Investigation on the role of oxygen vacancies in the Cd hyperfine properties in (Co, Mn)-doped CeO2

Abstract

Ceria is known to have intrinsic oxygen vacancies that affect specific properties for semiconductor applications. Recently, incorporation of impurities to ceria for vacancy formation control as well as the role of dopants in the physical and chemical ceria properties have gained much attention, especially when doped with transition metals. Local disorder originated from oxygen vacancies and doping is the aim of several studies in which hyperfine interactions techniques have showed a great tool to investigate it.
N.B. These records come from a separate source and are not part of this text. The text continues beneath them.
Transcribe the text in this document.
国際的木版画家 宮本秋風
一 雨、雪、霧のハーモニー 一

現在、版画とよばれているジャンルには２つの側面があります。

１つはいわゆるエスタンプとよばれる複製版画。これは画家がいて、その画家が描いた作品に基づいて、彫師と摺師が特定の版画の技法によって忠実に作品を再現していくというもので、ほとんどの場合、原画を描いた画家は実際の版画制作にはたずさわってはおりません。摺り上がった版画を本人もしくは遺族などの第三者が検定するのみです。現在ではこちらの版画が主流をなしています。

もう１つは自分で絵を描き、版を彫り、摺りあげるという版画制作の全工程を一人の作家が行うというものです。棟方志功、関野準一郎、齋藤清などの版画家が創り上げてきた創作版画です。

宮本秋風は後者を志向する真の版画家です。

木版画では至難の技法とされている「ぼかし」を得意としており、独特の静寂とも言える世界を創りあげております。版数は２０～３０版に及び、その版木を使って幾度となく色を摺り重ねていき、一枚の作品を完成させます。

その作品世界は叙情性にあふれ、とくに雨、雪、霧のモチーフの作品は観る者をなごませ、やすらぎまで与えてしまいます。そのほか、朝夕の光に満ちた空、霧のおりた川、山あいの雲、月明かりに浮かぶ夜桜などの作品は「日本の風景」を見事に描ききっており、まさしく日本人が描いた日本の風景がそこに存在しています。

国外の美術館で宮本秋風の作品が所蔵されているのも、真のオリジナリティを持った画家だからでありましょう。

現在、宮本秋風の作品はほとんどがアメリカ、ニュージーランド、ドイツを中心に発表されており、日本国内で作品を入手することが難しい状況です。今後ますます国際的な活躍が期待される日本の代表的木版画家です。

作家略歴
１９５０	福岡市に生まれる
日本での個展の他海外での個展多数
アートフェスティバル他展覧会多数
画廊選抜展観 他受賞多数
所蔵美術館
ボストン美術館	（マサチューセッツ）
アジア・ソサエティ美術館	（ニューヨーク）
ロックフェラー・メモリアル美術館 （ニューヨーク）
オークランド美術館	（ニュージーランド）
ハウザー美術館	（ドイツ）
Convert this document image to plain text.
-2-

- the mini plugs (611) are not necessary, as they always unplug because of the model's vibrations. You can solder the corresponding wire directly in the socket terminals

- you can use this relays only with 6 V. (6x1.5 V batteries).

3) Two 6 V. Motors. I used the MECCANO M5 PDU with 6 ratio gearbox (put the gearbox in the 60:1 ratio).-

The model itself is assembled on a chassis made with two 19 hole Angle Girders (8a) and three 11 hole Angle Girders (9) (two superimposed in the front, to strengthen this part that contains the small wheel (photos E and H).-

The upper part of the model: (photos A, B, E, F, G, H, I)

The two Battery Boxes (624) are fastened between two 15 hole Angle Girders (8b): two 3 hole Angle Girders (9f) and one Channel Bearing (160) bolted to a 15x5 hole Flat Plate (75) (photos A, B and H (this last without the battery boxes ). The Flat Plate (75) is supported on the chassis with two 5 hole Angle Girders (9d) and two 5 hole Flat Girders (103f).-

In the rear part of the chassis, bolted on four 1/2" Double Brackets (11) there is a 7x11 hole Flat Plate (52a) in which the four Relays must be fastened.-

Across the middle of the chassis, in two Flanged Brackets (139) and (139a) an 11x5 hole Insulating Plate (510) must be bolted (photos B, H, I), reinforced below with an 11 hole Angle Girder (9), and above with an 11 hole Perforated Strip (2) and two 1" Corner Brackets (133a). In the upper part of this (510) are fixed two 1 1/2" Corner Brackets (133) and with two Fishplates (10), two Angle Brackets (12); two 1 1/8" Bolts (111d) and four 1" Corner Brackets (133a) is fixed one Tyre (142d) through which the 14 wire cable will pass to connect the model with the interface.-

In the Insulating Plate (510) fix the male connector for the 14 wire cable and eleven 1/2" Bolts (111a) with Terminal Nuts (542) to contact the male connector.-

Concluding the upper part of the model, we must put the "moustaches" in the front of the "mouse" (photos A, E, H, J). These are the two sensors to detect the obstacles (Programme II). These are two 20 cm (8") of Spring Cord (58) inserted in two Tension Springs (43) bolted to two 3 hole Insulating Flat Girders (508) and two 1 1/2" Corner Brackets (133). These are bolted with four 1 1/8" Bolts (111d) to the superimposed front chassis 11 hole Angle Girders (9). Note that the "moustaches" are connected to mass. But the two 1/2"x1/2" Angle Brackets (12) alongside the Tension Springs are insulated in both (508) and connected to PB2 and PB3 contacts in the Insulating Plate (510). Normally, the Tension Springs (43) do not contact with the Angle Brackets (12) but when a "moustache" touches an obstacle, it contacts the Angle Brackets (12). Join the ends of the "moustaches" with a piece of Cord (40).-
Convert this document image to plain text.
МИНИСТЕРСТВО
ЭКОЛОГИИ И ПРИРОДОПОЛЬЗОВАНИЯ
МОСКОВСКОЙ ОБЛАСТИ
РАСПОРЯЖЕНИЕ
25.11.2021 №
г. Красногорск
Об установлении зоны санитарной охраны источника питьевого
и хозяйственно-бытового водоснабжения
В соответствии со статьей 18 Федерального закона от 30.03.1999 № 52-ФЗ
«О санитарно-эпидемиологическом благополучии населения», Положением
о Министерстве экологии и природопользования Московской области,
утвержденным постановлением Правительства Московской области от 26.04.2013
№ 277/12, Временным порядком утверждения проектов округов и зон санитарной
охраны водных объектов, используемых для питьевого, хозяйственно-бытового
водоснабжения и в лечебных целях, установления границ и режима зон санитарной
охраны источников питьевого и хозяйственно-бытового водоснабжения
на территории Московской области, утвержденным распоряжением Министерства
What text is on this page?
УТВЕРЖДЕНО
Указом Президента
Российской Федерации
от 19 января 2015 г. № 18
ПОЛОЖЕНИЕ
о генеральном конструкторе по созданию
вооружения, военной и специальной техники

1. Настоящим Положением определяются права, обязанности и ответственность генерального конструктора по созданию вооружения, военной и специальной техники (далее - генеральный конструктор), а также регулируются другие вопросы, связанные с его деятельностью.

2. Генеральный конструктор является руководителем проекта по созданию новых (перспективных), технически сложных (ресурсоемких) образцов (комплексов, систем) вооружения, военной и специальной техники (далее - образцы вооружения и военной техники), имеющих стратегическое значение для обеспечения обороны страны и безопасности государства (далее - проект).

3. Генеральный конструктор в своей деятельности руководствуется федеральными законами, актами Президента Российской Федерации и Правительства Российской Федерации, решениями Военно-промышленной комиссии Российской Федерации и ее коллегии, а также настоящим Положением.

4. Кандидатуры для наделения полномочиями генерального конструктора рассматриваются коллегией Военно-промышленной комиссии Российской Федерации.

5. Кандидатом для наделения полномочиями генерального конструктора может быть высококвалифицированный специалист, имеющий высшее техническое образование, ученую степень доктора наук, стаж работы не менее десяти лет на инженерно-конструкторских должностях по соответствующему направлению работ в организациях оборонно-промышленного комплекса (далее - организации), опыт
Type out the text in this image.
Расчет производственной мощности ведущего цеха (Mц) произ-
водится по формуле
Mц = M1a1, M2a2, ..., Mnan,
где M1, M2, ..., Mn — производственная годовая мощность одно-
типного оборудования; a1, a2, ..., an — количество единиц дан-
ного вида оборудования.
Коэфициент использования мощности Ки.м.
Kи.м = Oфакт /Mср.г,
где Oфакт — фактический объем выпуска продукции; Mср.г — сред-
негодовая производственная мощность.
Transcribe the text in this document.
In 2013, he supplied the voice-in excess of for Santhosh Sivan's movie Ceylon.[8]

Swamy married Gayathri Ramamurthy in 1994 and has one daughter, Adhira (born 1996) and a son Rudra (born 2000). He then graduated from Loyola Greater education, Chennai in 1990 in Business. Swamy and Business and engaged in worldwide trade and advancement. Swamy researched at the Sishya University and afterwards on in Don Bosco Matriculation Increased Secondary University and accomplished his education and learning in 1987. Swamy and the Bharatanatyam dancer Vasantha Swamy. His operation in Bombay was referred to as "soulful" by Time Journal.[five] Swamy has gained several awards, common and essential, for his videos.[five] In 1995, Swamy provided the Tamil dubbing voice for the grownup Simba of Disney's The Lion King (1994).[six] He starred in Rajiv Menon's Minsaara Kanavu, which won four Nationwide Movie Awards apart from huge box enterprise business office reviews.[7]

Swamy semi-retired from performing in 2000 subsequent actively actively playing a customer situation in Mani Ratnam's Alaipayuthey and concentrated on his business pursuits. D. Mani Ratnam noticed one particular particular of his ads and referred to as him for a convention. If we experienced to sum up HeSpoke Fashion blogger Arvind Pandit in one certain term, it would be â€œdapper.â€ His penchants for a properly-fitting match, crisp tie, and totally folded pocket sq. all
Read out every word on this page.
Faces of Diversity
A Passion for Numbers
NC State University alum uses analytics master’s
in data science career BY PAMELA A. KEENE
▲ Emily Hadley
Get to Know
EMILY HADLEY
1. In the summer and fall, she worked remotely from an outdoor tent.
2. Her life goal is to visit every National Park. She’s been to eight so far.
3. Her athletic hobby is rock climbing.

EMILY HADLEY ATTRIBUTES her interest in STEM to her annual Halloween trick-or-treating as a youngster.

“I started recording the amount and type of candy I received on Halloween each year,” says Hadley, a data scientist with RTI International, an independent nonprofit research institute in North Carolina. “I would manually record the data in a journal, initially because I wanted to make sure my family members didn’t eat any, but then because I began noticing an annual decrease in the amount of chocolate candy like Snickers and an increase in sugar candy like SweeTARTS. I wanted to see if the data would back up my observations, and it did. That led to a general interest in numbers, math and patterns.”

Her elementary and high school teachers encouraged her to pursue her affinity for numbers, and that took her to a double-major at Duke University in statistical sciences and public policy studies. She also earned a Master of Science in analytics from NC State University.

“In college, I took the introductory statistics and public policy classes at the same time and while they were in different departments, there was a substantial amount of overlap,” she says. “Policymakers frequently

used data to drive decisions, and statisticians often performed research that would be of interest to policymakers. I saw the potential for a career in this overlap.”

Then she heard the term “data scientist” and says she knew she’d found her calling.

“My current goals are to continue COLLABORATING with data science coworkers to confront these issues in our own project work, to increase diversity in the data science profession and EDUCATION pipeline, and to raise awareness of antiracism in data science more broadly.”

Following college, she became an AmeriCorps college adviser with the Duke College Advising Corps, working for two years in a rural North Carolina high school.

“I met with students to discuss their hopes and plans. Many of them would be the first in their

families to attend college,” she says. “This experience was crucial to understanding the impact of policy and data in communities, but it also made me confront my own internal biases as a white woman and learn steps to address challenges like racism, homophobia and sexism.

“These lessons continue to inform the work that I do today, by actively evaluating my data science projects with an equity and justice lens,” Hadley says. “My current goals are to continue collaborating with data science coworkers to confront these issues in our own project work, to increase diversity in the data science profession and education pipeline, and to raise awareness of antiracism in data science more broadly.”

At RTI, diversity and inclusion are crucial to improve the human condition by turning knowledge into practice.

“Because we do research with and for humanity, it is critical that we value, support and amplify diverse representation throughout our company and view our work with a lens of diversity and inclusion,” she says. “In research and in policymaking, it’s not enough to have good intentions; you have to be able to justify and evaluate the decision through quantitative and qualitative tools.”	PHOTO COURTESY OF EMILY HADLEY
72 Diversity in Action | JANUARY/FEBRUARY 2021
In particular, perturbed angular correlation spectroscopy (PAC) measurements with 111Cd for pure and TM (Co, Mn)-doped CeO2 have exhibited a range of quadrupole frequencies [1, 2]. In order to elucidate the several electric field gradients (efg) in these systems, we have carried out band structure calculations by means of density functional theory (DFT) in the ceria doped with Cd and TM (Co, Mn) to study the local disorder from the hyperfine interactions point of view. We performed spin-polarized calculation using the full-potential augmented plane-waves plus local-orbitals (FP-LAPW) method and Perdew–Burke–Ernzerhof generalized gradient approximation embodied into WIEN2k code [3]. We simulated several charge states in pure and TM-doped CeO2 supercells with oxygen vacancies focusing on electronic distribution in the vicinity of Cd. Our efg results showed a good agreement with 111Cd quadrupole frequency range obtained from PAC experiments. Thus, we improved the understanding about the role of Cd and TM in the ceria oxygen vacancy formation.